Judge Pechman instructs every jury twice: prior to opening statements and at the conclusion of the evidence. Prior to the pretrial conference which is held for each matter (civil) going to trial, Judge Pechman distributes to all counsel copies of her "generic" set of preliminary jury instructions; these are the standard instructions which she gives to every jury at the outset of a trial.
Counsel are provided this preliminary set of jury instructions for two reasons. First, so that objections to any of Judge Pechman's standard opening instructions may be raised at the pretrial conference. Second, so that counsel do not have to "reinvent the wheel" when submitting instructions on behalf of their client -- any instructions included in the generic set need not be submitted by any party.
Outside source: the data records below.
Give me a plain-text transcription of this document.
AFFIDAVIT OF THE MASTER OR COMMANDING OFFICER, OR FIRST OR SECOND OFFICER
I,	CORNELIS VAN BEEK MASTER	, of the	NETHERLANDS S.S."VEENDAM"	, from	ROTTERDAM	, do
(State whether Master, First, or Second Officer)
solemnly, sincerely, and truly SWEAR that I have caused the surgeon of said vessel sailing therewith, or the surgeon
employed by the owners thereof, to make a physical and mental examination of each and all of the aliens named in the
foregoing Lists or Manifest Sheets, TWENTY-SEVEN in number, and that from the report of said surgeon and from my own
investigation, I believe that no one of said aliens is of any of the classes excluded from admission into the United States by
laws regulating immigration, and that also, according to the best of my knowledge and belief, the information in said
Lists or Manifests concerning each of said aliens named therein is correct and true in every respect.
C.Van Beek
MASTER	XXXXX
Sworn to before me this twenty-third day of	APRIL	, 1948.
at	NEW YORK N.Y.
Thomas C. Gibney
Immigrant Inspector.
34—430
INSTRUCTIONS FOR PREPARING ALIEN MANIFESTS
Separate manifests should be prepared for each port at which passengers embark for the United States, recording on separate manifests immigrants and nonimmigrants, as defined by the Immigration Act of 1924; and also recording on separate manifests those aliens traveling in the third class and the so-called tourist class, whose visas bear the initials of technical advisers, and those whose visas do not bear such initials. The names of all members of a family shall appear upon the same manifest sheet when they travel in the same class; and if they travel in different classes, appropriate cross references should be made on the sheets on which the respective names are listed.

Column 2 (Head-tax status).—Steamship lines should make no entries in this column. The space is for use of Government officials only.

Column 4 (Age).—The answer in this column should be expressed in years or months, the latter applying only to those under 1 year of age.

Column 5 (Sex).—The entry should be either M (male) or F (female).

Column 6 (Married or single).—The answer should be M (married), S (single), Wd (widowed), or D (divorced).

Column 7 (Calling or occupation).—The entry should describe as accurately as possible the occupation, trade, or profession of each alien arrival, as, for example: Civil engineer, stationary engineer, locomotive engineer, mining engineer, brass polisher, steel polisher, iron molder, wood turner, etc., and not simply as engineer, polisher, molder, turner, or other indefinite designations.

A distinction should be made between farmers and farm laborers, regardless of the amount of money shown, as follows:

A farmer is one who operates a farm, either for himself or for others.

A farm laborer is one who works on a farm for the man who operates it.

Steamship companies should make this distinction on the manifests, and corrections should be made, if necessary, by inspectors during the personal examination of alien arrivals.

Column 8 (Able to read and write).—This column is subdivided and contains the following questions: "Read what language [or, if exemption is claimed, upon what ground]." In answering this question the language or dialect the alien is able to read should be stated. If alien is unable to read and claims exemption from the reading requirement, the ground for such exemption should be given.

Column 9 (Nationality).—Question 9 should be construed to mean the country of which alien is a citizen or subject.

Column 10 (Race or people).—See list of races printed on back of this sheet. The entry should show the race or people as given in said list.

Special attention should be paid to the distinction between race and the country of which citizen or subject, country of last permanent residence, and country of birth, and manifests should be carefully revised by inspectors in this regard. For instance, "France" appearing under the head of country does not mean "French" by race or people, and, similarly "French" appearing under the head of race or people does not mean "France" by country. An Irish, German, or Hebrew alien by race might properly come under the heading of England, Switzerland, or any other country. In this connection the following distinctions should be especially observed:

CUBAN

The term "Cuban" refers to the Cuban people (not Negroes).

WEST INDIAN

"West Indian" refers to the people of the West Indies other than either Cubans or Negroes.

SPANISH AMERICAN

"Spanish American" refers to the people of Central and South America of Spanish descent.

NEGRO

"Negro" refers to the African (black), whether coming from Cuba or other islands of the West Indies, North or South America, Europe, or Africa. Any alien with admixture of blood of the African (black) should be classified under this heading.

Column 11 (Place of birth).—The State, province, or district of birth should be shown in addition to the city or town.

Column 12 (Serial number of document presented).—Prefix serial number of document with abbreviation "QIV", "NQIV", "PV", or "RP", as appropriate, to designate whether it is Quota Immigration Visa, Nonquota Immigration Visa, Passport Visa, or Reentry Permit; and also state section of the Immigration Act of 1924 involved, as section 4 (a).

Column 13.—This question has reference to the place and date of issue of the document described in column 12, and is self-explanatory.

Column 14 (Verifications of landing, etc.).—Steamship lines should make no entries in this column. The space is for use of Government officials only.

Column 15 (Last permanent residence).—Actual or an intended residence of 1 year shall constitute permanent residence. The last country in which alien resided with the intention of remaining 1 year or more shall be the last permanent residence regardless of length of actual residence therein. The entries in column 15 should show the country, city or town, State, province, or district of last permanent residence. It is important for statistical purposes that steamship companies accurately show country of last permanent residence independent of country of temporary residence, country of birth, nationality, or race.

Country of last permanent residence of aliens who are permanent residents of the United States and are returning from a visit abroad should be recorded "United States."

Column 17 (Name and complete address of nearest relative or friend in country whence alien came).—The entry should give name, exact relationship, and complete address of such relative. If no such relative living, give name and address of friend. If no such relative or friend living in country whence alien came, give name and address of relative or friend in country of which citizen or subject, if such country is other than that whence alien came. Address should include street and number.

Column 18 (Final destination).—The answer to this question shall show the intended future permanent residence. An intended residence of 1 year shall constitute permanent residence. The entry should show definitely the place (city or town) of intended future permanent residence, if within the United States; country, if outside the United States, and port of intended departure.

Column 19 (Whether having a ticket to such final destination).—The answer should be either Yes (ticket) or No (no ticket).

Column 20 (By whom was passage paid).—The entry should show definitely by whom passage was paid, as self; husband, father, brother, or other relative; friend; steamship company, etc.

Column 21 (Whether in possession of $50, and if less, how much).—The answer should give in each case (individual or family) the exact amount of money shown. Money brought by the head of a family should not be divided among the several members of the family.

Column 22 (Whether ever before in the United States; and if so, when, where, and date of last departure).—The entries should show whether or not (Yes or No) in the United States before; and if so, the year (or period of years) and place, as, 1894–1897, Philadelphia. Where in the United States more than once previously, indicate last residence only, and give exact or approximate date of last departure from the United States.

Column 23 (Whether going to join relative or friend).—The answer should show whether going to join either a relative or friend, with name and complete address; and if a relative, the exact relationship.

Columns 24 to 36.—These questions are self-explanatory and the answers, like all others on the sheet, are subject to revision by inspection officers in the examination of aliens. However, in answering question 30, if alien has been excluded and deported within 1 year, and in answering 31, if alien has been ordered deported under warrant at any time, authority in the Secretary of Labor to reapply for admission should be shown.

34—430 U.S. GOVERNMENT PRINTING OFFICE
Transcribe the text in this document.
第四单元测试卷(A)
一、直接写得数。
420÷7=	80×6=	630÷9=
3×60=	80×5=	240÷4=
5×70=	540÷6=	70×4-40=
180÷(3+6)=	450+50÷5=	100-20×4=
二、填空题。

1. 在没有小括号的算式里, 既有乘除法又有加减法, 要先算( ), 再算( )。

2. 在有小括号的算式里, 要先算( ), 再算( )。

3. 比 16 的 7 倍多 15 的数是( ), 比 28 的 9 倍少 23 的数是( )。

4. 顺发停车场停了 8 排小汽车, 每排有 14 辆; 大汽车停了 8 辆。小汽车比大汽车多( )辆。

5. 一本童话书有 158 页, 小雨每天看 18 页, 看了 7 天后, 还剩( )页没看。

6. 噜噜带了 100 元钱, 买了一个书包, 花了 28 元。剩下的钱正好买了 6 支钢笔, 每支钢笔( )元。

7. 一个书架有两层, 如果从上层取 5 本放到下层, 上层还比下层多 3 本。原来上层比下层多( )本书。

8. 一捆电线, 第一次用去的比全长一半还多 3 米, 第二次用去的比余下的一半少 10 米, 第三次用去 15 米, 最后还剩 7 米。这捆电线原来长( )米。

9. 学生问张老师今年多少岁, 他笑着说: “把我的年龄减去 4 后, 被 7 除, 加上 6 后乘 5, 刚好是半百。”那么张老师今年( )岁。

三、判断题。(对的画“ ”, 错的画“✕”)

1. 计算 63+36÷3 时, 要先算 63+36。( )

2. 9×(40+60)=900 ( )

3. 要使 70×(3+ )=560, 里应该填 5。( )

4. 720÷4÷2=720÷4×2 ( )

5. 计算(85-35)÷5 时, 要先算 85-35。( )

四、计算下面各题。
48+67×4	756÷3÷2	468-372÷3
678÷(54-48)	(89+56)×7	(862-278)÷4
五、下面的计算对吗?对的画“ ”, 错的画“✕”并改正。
Between the pretrial conference and the date and time set for hearing on jury instructions, counsel will be expected to submit to the Court (1) copies of any further instructions upon which the opposing parties have conferred and agreed and (2) cited and uncited copies of each side's proposed jury instructions upon which no agreement has been reached. The Court recommends the latest version of the Ninth Circuit Model Jury Instructions as the preferred proposed instructions.
It is the Court's preference that proposed jury instructions be submitted in electronic form, either via e-mail or on a disk. Each side's set of proposed instructions should also include a proposed verdict form.
Following the initial hearing on jury instructions, the Court will issue a set of opening instructions. Prior to the giving of opening instructions to the jury, each side will be permitted to take exceptions to the Court's instructions. Each juror is given a set of instructions to keep with them throughout the trial.
At the conclusion of the case, the Court will prepare with counsel the final and controlling set of instructions. Counsel is given a second opportunity to take exceptions. The first set of instructions is returned and the second, final set is substituted and read to the jury. Each juror is given a set of final instructions to use during deliberations.